2.) Any suggestions for quieting the forks other than shrink tube, which doesnt seem to last that long for me.
This is a hunting bow.
Thanks in advance


----------



## arrowshooters (Jun 5, 2006)

Carbons shot better for me than aluminums. Just make sure you have the fins adjusted right so that the arrow "does not" drop through at full draw.
I used clear fingernail polish on the fins to keep them quiet.


----------



## AKRuss (Jan 10, 2003)

I found it a little tricky to shoot ACCs (3-28s & 3L-18s) through the Timberdoodle without at least some fletch clearance problems. Blazers seemed OK, I suspect because of their relatively short length and narrow quill. I recently changed the outside fin, which is pretty wide, for a regular fin and now have no clearance problems with 3" feathers or vanes fletched straight offset. You can purchase extra fins from Bodoodle for a nominal amount. I purchased a few packs of Pro 500 fins that contains three prongs, any one of which would be good for a replacement of the outside Timberdoodle fin. If you look at the outside Timberdoodle fin and run it through the gap in your fletching you can see what little room it gives you for clearance. The wide fin is OK with FatBoys and so-so with GTs but simply too big for ACCs.


----------



## mtncat03 (Apr 26, 2007)

Hey guys . Thanks for the great advice it really is a big help. I do have some questions if its not to much bother.
1.) Is nail polish durable and will it hold up to say a backcountry hunt , its a great idea.
2.) Do blazers fly well with broadheads. I'm thinking the old greater surface area of the vanes to steer the broadhead idea. I know blazers are a different animal.
Great answers always lead to more questions.Thanks


----------



## arrowshooters (Jun 5, 2006)

Nail polish would last me for months shooting 50-100 shots every day. I just looked at the bottle and it is "Clear Nail Protector" by "Wet n' Wild". It is more like a hardener. I would apply 2 or 3 coats.

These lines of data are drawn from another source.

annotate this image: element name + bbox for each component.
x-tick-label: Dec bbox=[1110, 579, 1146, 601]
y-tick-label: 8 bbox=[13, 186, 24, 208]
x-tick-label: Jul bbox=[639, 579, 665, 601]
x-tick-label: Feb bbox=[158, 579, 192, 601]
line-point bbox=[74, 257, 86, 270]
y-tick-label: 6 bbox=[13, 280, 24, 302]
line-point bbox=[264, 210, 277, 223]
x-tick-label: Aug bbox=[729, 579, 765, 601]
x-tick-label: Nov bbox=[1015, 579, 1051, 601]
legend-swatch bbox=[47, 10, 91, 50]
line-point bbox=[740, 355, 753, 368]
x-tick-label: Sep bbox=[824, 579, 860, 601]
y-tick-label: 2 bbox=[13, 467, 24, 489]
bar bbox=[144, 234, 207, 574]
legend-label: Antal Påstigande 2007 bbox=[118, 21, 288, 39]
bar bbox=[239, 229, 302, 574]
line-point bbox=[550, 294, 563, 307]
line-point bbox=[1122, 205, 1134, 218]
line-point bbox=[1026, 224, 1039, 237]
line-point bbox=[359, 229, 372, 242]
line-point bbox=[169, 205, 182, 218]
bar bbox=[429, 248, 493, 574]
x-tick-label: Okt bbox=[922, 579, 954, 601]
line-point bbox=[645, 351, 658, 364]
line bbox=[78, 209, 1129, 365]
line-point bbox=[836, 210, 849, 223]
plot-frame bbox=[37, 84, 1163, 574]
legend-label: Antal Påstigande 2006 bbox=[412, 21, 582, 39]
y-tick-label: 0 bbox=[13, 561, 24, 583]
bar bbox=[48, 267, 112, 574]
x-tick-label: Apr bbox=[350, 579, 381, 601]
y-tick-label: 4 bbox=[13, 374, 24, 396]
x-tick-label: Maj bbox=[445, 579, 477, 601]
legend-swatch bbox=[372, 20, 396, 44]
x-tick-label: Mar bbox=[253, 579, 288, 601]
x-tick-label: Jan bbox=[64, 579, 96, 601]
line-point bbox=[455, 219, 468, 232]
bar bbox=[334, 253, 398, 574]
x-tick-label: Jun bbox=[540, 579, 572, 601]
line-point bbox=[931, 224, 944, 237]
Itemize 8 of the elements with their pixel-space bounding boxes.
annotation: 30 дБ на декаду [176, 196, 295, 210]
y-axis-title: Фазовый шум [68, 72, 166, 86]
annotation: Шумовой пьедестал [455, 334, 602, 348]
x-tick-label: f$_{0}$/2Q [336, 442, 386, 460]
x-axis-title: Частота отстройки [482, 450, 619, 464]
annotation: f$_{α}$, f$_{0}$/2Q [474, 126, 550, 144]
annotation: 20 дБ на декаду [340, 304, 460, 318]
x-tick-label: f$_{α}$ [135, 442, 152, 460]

I "was" under the belief that there was no way Blazers could work until I tried them. No way I would go back to 4".


----------



## Manhunter50 (Oct 23, 2006)

*Shoot 'em all the time...*

I shoot ST Epics (a small-diameter, thick wall hunting shaft) on my hunting bow with a Timberdoodle with no problems whatsoever. Like any rest, if you're shooting a helical fletch, you may need to experiment with your nock rotation to get good fletching clearance. Also, don't be afraid to slightly twist the fins on your rest to get them into the proper location. (I rotate the fins away from the arrow a bit more and twist the fins slightly to get the proper contact with, and location on, the arrow.)


----------



## mtncat03 (Apr 26, 2007)

Thanks for the great advice. I'm going with carbons and blazer vanes and definitely going to try the nailpolish.
Tight groups all.


----------



## 893301 (Sep 17, 2018)

mtncat03 said:


> Thanks for the great advice. I'm going with carbons and blazer vanes and definitely going to try the nailpolish.
> Tight groups all.


Did the blazers works good? 14 years in the future and I'm just wondering.


----------



## barefoot ranger (Jun 2, 2021)

Honey?....Have you seen my nail polish....?


----------